Cuando se habla del drama de los indocumentados en Estados Unidos, se piensa inmediatamente en mexicanos y centroamericanos humildes que cruzan la peligrosa y ultravigilada frontera del Río Grande, guiados por inescrupulosos coyotes que les cobran grandes sumas de dinero, y sin ninguna garantía de lograr el sueño americano.
Pero ahora parece que a Panamá también hay que sumarla a esa infame lista de naciones cuyos niveles de desigualdad y marginación empujan a la gente a dejarlo todo atrás por necesidad.
¿Acaso en Panamá se acabaron las oportunidades para el ciudadano común? ¿A quiénes pertenece ese tan cacareado crecimiento económico? ¿Cuántos se están quedando marginados, y hasta qué extremos está llegando esa marginación?

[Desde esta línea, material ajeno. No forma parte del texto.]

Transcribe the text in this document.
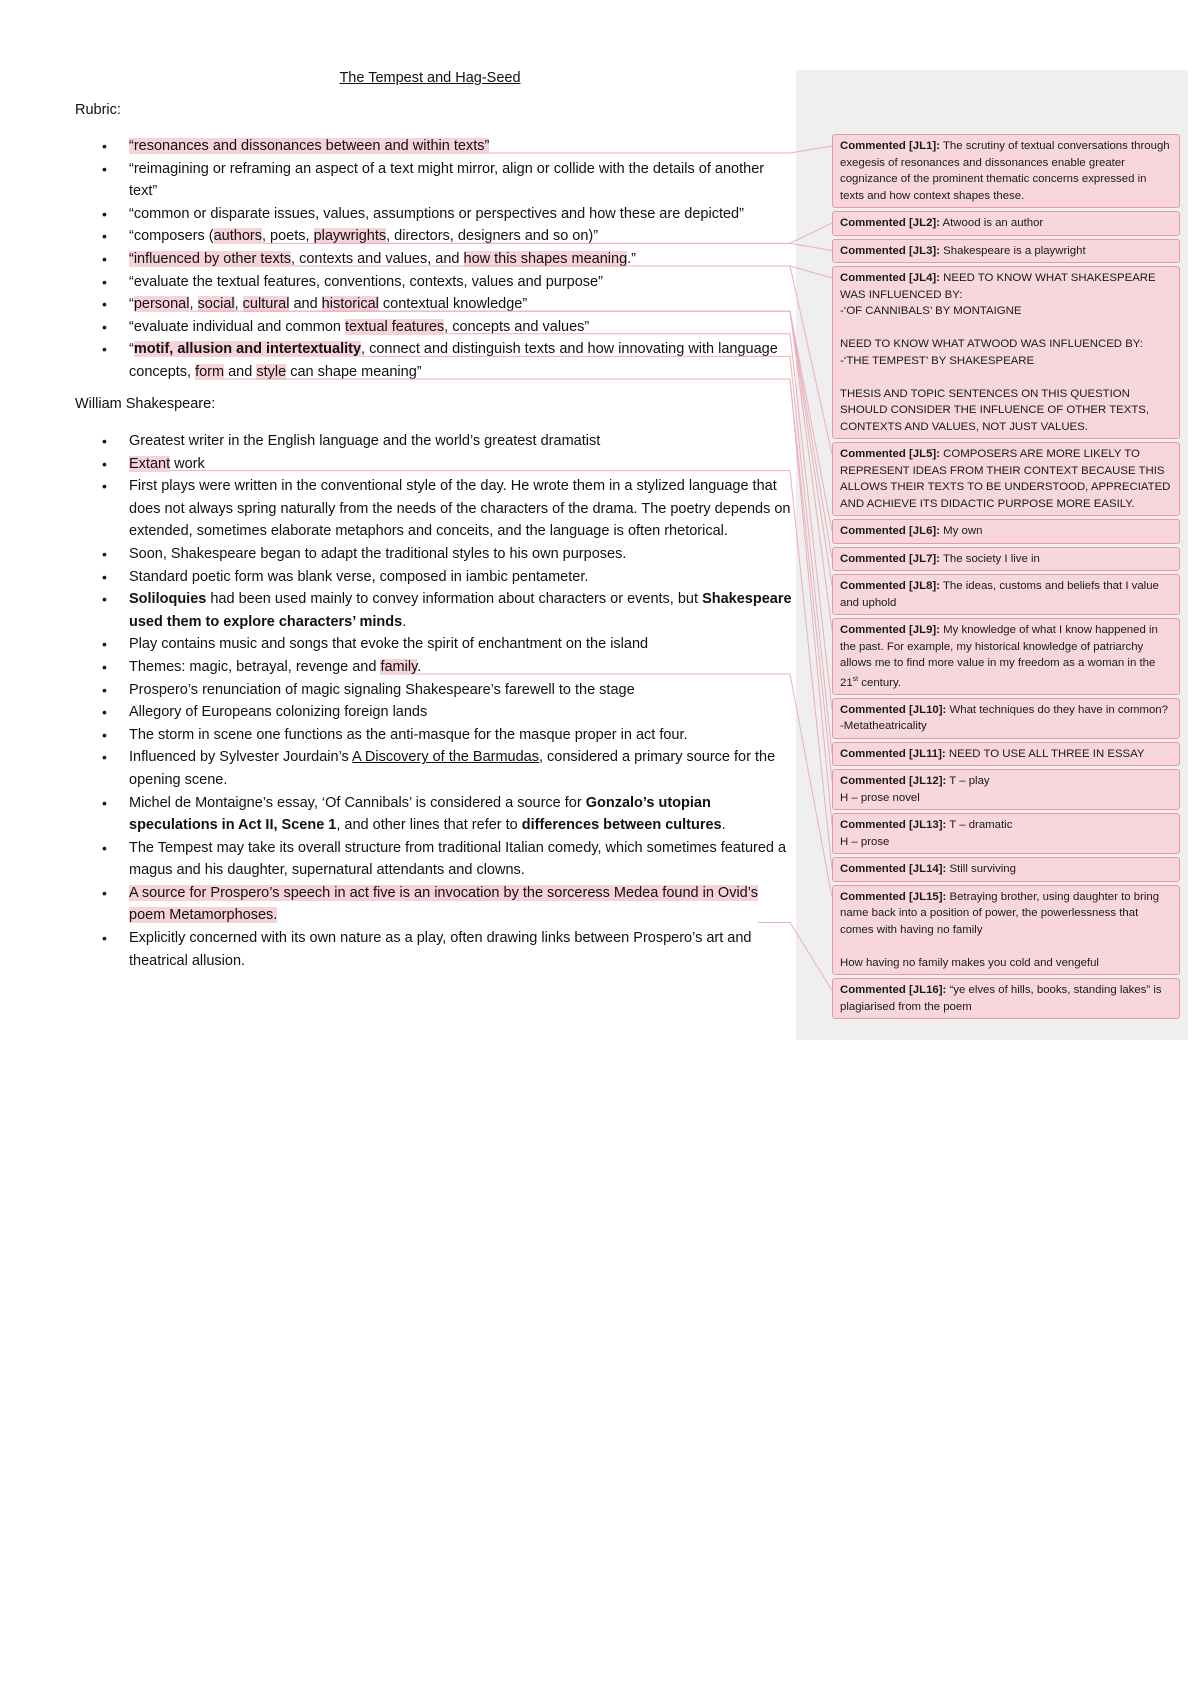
The Tempest and Hag-Seed
Rubric:
• “resonances and dissonances between and within texts”
• “reimagining or reframing an aspect of a text might mirror, align or collide with the details of another text”
• “common or disparate issues, values, assumptions or perspectives and how these are depicted”
• “composers (authors, poets, playwrights, directors, designers and so on)”
• “influenced by other texts, contexts and values, and how this shapes meaning.”
• “evaluate the textual features, conventions, contexts, values and purpose”
• “personal, social, cultural and historical contextual knowledge”
• “evaluate individual and common textual features, concepts and values”
• “motif, allusion and intertextuality, connect and distinguish texts and how innovating with language concepts, form and style can shape meaning”
William Shakespeare:
• Greatest writer in the English language and the world’s greatest dramatist
• Extant work
• First plays were written in the conventional style of the day. He wrote them in a stylized language that does not always spring naturally from the needs of the characters of the drama. The poetry depends on extended, sometimes elaborate metaphors and conceits, and the language is often rhetorical.
• Soon, Shakespeare began to adapt the traditional styles to his own purposes.
• Standard poetic form was blank verse, composed in iambic pentameter.
• Soliloquies had been used mainly to convey information about characters or events, but Shakespeare used them to explore characters’ minds.
• Play contains music and songs that evoke the spirit of enchantment on the island
• Themes: magic, betrayal, revenge and family.
• Prospero’s renunciation of magic signaling Shakespeare’s farewell to the stage
• Allegory of Europeans colonizing foreign lands
• The storm in scene one functions as the anti-masque for the masque proper in act four.
• Influenced by Sylvester Jourdain’s A Discovery of the Barmudas, considered a primary source for the opening scene.
• Michel de Montaigne’s essay, ‘Of Cannibals’ is considered a source for Gonzalo’s utopian speculations in Act II, Scene 1, and other lines that refer to differences between cultures.
• The Tempest may take its overall structure from traditional Italian comedy, which sometimes featured a magus and his daughter, supernatural attendants and clowns.
• A source for Prospero’s speech in act five is an invocation by the sorceress Medea found in Ovid’s poem Metamorphoses.
• Explicitly concerned with its own nature as a play, often drawing links between Prospero’s art and theatrical allusion.
Commented [JL1]: The scrutiny of textual conversations through exegesis of resonances and dissonances enable greater cognizance of the prominent thematic concerns expressed in texts and how context shapes these.
Commented [JL2]: Atwood is an author
Commented [JL3]: Shakespeare is a playwright
Commented [JL4]: NEED TO KNOW WHAT SHAKESPEARE WAS INFLUENCED BY:
-‘OF CANNIBALS’ BY MONTAIGNE

NEED TO KNOW WHAT ATWOOD WAS INFLUENCED BY:
-‘THE TEMPEST’ BY SHAKESPEARE

THESIS AND TOPIC SENTENCES ON THIS QUESTION SHOULD CONSIDER THE INFLUENCE OF OTHER TEXTS, CONTEXTS AND VALUES, NOT JUST VALUES.
Commented [JL5]: COMPOSERS ARE MORE LIKELY TO REPRESENT IDEAS FROM THEIR CONTEXT BECAUSE THIS ALLOWS THEIR TEXTS TO BE UNDERSTOOD, APPRECIATED AND ACHIEVE ITS DIDACTIC PURPOSE MORE EASILY.
Commented [JL6]: My own
Commented [JL7]: The society I live in
Commented [JL8]: The ideas, customs and beliefs that I value and uphold
Commented [JL9]: My knowledge of what I know happened in the past. For example, my historical knowledge of patriarchy allows me to find more value in my freedom as a woman in the 21st century.
Commented [JL10]: What techniques do they have in common?
-Metatheatricality
Commented [JL11]: NEED TO USE ALL THREE IN ESSAY
Commented [JL12]: T – play
H – prose novel
Commented [JL13]: T – dramatic
H – prose
Commented [JL14]: Still surviving
Commented [JL15]: Betraying brother, using daughter to bring name back into a position of power, the powerlessness that comes with having no family

How having no family makes you cold and vengeful
Commented [JL16]: “ye elves of hills, books, standing lakes” is plagiarised from the poem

La última gran migración de panameños al extranjero se produjo durante los tiempos de la dictadura militar. En esos tiempos, las razones para huir eran políticas, y de autopreservación.
Esos 42 panameños que se aventuraron a Estados Unidos, obviamente no estaban en las condiciones para haber migrado por las vías legales. Pero de todas maneras sintieron que no tenían otra alternativa. Habrá que preguntarse cuántos más sienten que en Panamá sencillamente ya no vale la pena vivir.